JLT’s research found that 10 FTSE 100 companies have total pension liabilities greater than their equity market value, and some are even worse off. For example, International Airlines Group, the holding company of British Airways, has pension liabilities that are three times its equity market value of £8 billion, and aerospace and defense company BAE Systems’ total disclosed pension liabilities are almost double its £18.6 billion equity market value. Additionally, 16 companies have pension liabilities of more than £10 billion, the largest of which is Royal Dutch Shell, with £73 billion in liabilities.
“Times and markets are still very difficult for many companies,” said Charles Cowling, director, JLT Employee Benefits. “This report shows that the trend of DB closures continues at the UK’s largest companies, and we expect that defined benefit pension schemes will have all but disappeared from the private sector within the next year or so.”
According to the report, changes in economic conditions, increasing life expectancy, and aggressive pension regulations have contributed to the sharp increase in pension liabilities over the past few years. JLT says that many companies are reacting to rising liabilities by closing pension plans to future and even current employees.

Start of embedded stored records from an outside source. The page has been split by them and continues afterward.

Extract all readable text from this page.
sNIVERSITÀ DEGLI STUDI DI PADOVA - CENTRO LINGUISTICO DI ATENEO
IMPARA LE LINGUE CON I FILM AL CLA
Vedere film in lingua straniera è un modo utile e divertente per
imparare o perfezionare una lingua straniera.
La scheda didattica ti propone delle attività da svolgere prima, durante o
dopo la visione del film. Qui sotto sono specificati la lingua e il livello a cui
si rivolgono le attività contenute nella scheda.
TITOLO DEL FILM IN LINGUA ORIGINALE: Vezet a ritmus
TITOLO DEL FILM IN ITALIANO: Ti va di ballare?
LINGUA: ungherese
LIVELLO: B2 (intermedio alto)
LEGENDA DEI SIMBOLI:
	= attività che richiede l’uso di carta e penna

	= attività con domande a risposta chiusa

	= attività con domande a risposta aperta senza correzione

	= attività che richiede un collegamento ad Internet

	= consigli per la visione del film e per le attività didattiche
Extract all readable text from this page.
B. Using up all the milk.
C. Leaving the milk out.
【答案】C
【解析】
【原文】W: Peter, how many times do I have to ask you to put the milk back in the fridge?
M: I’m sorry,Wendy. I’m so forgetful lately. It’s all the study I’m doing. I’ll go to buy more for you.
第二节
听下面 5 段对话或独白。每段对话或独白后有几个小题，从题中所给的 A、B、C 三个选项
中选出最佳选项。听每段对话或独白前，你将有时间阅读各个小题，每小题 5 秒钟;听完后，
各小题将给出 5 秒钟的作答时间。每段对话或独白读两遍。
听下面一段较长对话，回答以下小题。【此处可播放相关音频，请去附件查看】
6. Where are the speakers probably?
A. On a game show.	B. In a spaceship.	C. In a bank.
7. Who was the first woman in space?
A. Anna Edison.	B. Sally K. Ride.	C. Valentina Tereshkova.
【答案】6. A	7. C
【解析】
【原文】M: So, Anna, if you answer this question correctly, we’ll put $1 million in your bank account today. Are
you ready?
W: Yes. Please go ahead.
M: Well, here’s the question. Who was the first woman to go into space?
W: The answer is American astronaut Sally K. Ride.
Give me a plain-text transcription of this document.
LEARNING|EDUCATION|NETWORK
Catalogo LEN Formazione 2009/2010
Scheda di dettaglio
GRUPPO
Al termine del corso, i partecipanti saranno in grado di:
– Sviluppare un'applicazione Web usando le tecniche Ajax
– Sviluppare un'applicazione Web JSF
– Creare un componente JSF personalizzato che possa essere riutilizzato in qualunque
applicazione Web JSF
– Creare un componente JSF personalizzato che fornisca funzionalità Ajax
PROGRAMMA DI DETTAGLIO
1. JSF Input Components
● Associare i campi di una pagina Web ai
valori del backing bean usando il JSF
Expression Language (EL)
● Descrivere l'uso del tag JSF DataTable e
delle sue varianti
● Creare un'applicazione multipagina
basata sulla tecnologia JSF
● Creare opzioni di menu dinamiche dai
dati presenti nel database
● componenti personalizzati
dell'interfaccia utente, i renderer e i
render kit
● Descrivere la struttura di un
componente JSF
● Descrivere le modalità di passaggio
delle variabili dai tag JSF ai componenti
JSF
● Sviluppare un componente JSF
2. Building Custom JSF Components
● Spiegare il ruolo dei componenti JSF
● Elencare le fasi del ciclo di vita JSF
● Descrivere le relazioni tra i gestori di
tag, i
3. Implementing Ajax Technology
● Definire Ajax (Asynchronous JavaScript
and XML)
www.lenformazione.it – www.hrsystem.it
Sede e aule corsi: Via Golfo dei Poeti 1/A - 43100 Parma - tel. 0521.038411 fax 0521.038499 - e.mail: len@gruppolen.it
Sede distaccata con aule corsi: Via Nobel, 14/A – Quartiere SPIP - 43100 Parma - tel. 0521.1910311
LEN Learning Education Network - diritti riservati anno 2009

“However, this is having little to no impact on reducing liabilities,” said JLT. “After allowing for the impact of changes in assumptions and market conditions, JLT estimates that ongoing DB pension provision fell approximately 12% in 2016.”
The report found that only 53 FTSE 100 companies are still providing more than a handful of current employees with defined benefit plans, while only 21 of the FTSE 100 are still providing DB benefits to a significant number of employees (defined as incurring ongoing DB service cost of more than 5% of total payroll).
In 2016, £17.6 billion was contributed to FTSE 100 pension plans, up from £13.3 billion in the previous year, according to JLT, which also said that the total deficit in FTSE 100 pension plans at the end of 2016 was an estimated £87 billion.
Only 24 FTSE 100 companies disclosed a pension surplus in their most recent annual report and accounts, according to the report, while 66 companies disclosed pension deficits. The company with the best funding position, according to JLT, is postal services provider Royal Mail, which reported a 93% surplus, while the worst-funded pension plan is tourism company TUI, which is running a 35% deficit.
JLT said that the rise in liabilities continues despite an increase in pension fund contributions from FTSE 100 companies. In 2016, there was total deficit funding of £11 billion, up from £6 billion the previous year, and more than half of the FTSE 100 companies reported significant deficit funding contributions in their most recent annual report and accounts.